In June 2016, theSkimm raised $8 million in Series B funding to move into video with the launch of Skimm Studios. The round was led by 21st Century Fox and included early backers RRE Ventures, Homebrew and Greycroft Partners.

In the fall of 2016, theSkimm interviewed 12 of the major candidates for U.S. President and registered 110,000 people to vote in the 2016 election.

On March 15, 2018, theSkimm raised a $12 million funding round led by Google Ventures, along with Spanx founder Sara Blakely. In October, it announced that they have over 7 million subscribers.

In March 2025, six years after the texting platform Purple was acquired by the company, theSkimm was acquired by Everyday Health Group, the health content arm of Ziff Davis.

== Products and services ==
The Daily Skimm is the company's daily e-mail newsletter, marketed to urban women aged 22–34. It focuses on an easily consumed summary of the news. As of November 2016, the newsletter has over 4 million subscribers.
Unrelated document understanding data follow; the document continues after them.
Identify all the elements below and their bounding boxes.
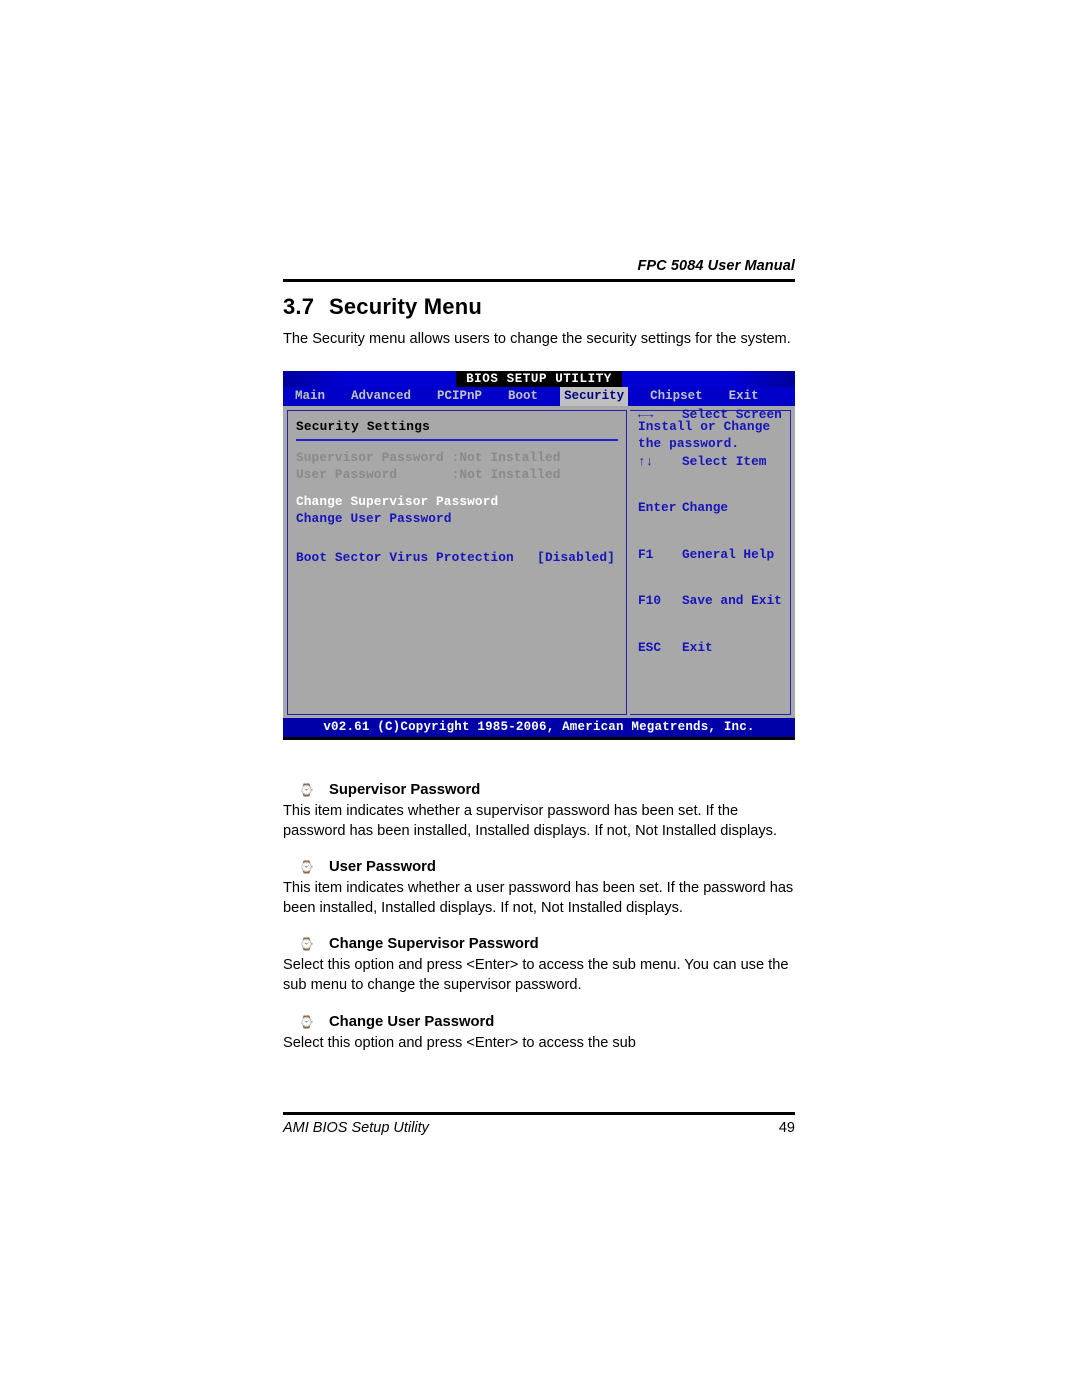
bios-body: Security Settings Supervisor Password :N…: [283, 406, 795, 718]
menu-item-change-user-password[interactable]: Change User Password: [296, 510, 618, 527]
clock-bullet-icon: ⌚: [299, 1014, 314, 1029]
page-title: 3.7 Security Menu: [283, 294, 795, 320]
user-password-value: :Not Installed: [451, 467, 561, 482]
tab-security[interactable]: Security: [560, 387, 629, 406]
item-heading-change-user-password: ⌚ Change User Password: [283, 1012, 795, 1032]
item-heading-change-supervisor-password: ⌚ Change Supervisor Password: [283, 934, 795, 954]
tab-pcipnp[interactable]: PCIPnP: [433, 387, 486, 406]
item-heading-user-password: ⌚ User Password: [283, 857, 795, 877]
tab-advanced[interactable]: Advanced: [347, 387, 415, 406]
f10-key: F10: [638, 593, 662, 608]
item-text-supervisor-password: This item indicates whether a supervisor…: [283, 803, 778, 839]
supervisor-password-value: :Not Installed: [451, 450, 561, 465]
menu-item-change-supervisor-password[interactable]: Change Supervisor Password: [296, 493, 618, 510]
footer-divider: [283, 1112, 795, 1115]
select-item-action: Select Item: [682, 453, 767, 469]
item-text-change-supervisor-password: Select this option and press <Enter> to …: [283, 957, 789, 993]
manual-page: FPC 5084 User Manual 3.7 Security Menu Th…: [283, 0, 795, 1397]
tab-main[interactable]: Main: [291, 387, 329, 406]
key-legend-row: Enter Change: [638, 500, 782, 516]
item-text-change-user-password: Select this option and press <Enter> to …: [283, 1034, 636, 1051]
header-divider: [283, 279, 795, 282]
tab-boot[interactable]: Boot: [504, 387, 542, 406]
item-text-user-password: This item indicates whether a user passw…: [283, 880, 794, 916]
clock-bullet-icon: ⌚: [299, 937, 314, 952]
bios-help-panel: Install or Change the password. ←→ Select…: [630, 407, 791, 715]
item-heading-label: User Password: [329, 859, 436, 876]
key-legend-row: F1 General Help: [638, 547, 782, 563]
page-number: 49: [778, 1120, 795, 1136]
item-heading-label: Change User Password: [329, 1013, 495, 1030]
enter-action: Change: [682, 500, 729, 515]
section-number: 3.7: [283, 294, 315, 319]
select-item-key: ↑↓: [638, 453, 654, 469]
f10-action: Save and Exit: [682, 593, 782, 608]
key-legend-row: ESC Exit: [638, 640, 782, 656]
f1-key: F1: [638, 546, 654, 562]
body-copy: ⌚ Supervisor Password This item indicate…: [283, 780, 795, 1069]
item-heading-supervisor-password: ⌚ Supervisor Password: [283, 780, 795, 800]
boot-sector-virus-protection-label: Boot Sector Virus Protection: [296, 550, 514, 565]
item-heading-label: Supervisor Password: [329, 782, 481, 798]
bios-settings-panel: Security Settings Supervisor Password :N…: [287, 410, 627, 715]
bios-title: BIOS SETUP UTILITY: [456, 371, 622, 387]
row-user-password-status: User Password :Not Installed: [296, 466, 618, 483]
user-password-label: User Password: [296, 467, 398, 482]
supervisor-password-label: Supervisor Password: [296, 450, 444, 465]
section-title: Security Menu: [329, 294, 482, 319]
key-legend-row: F10 Save and Exit: [638, 593, 782, 609]
menu-item-boot-sector-virus-protection[interactable]: Boot Sector Virus Protection [Disabled]: [296, 549, 618, 566]
esc-key: ESC: [638, 639, 662, 655]
key-legend: ←→ Select Screen ↑↓ Select Item Enter Chang…: [638, 376, 782, 686]
enter-key: Enter: [638, 500, 677, 515]
running-header: FPC 5084 User Manual: [637, 258, 795, 274]
esc-action: Exit: [682, 639, 713, 655]
bios-copyright-bar: v02.61 (C)Copyright 1985-2006, American …: [283, 718, 795, 737]
f1-action: General Help: [682, 546, 775, 562]
clock-bullet-icon: ⌚: [299, 860, 314, 875]
clock-bullet-icon: ⌚: [299, 783, 314, 797]
intro-paragraph: The Security menu allows users to change…: [283, 331, 791, 347]
row-supervisor-password-status: Supervisor Password :Not Installed: [296, 449, 618, 466]
footer-title: AMI BIOS Setup Utility: [283, 1120, 429, 1136]
key-legend-row: ↑↓ Select Item: [638, 454, 782, 470]
settings-panel-title: Security Settings: [296, 419, 430, 434]
key-legend-row: ←→ Select Screen: [638, 407, 782, 423]
bios-screenshot-figure: BIOS SETUP UTILITY Main Advanced PCIPnP …: [283, 371, 795, 740]
page-footer: AMI BIOS Setup Utility 49: [283, 1120, 795, 1136]
select-screen-action: Select Screen: [682, 407, 782, 422]
item-heading-label: Change Supervisor Password: [329, 936, 539, 953]
select-screen-key: ←→: [638, 407, 654, 422]
settings-panel-divider: [296, 439, 618, 441]
boot-sector-virus-protection-value: [Disabled]: [537, 550, 615, 565]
In 2016, theSkimm launched the Skimm Ahead app for iOS, which directly inserts events into its subscribers' calendars.

On March 4, 2019, theSkimm launched its daily news podcast, Skimm This. Available weekday evenings at 5 p.m. ET, the podcast summarizes and contextualizes the news of the day. It's the second podcast launched by theSkimm after previously launching Skimm'd from the Couch in 2018. In 2021, theSkimm launched the career podcast 9 to 5ish.

Recent initiatives include '#ShowUsYourLeave', was launched to encourage congress to prioritize paid family leave policies. The campaign advocates for more transparency around paid family leave programs and more support of working women and families of all kinds.